Space and Broomhouse Hub in Edinburgh is using £20,500 worth of funding to provide services to support mental health and combat isolation for a range of age groups. That includes keeping in touch by phone with elderly people who are self-isolating and providing food parcels and ‘boredom buster’ packs to families.
Bridie Ashrowan, chief executive of The Broomhouse Project, said: “Our community hub is helping many people locally to manage the traumatic consequences of Covid-19, such as empty kitchen cupboards, paying bills, anxiety, social isolation, digital exclusion, increased stresses on family relationships, and lack of respite for carers, young carers and adults.
“Our amazing staff, volunteers and trustees are delivering this with kindness and community. A huge thank you to the Scottish Government for enabling us to progress this work when it is much needed.”

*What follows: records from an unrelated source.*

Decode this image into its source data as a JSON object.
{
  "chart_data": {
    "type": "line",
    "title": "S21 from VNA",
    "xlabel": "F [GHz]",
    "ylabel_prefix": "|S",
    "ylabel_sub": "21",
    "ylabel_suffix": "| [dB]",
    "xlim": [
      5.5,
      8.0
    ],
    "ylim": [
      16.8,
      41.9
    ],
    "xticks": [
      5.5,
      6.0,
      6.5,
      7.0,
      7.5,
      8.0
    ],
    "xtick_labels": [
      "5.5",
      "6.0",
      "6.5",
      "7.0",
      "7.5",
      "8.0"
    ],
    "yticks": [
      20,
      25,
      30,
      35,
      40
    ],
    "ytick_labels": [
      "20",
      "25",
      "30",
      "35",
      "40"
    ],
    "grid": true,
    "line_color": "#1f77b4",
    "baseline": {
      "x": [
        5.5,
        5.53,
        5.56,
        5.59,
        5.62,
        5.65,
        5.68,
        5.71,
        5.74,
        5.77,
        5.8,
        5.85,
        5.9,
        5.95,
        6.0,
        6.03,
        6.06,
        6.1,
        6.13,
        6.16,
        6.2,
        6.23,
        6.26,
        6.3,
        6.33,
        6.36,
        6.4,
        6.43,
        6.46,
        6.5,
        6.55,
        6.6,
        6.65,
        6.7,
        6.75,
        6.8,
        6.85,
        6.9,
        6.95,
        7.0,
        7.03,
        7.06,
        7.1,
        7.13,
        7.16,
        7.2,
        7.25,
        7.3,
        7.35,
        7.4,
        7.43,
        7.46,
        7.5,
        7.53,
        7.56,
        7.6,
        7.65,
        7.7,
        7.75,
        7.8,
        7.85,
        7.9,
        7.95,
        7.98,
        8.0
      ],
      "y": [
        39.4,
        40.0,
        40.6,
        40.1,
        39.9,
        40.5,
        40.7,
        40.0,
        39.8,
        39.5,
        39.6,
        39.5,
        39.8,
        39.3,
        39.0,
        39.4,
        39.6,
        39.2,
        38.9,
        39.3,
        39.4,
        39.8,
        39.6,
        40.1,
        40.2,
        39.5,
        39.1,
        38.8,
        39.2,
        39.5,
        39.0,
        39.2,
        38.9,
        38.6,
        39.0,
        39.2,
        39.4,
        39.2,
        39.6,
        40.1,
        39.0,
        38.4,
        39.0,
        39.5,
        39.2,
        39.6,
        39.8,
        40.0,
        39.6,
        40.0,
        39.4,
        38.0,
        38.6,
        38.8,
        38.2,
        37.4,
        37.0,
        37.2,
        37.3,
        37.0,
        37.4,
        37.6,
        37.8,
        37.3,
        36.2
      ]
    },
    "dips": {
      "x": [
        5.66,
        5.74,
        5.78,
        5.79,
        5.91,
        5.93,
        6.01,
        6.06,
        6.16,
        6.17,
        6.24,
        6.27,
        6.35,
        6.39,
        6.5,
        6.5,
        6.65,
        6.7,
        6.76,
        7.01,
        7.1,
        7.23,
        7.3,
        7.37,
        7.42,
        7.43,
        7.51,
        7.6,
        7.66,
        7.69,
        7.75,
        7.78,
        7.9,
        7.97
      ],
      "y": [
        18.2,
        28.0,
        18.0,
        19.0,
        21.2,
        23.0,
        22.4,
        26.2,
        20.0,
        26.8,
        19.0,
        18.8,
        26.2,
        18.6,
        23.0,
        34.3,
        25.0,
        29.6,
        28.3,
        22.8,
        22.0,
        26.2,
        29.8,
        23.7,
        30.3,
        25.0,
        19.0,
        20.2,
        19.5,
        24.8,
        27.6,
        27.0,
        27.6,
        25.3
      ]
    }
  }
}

In Dumfries and Galloway, the Lincluden After School Group has used £15,841 of wellbeing funding to provide extended respite care services for parents of children with additional support needs, helping to prevent burnout and maintain stability during the crisis.
Kathleen Procter, manager of the group, said: “The funding we received will allow us to provide vital support for children with additional support needs or disabilities. This is a very unsettling time for these children and we are grateful to be able to play our part in continuing to provide as much normality and routine for them as possible.”
The £50 million Wellbeing Fund supports organisations across the third sector that are providing important services for people as a result of coronavirus. It is part of the £350 million emergency coronavirus funding announced by the communities secretary on 18 March.
A total of £33 million of the fund is open to applications, with grants available between £5,000 and £100,000.
The fund is being delivered through national organisations and funders including the Scottish Council for Voluntary Organisations (SCVO), Corra Foundation, Inspiring Scotland, Impact Funding Partners, The Hunter Foundation, The STV Children’s Appeal, and all of Scotland’s 32 third sector interfaces (TSIs).
Phase one of the fund, worth £14 million, has been awarded to a total of 558 projects to provide targeted support in local areas. Applications for the second round of the Wellbeing Fund opened on 8 May to all organisations that did not apply or receive funding during the first round. As of 20 May, 237 applications had been received during round two, worth £4,169,206.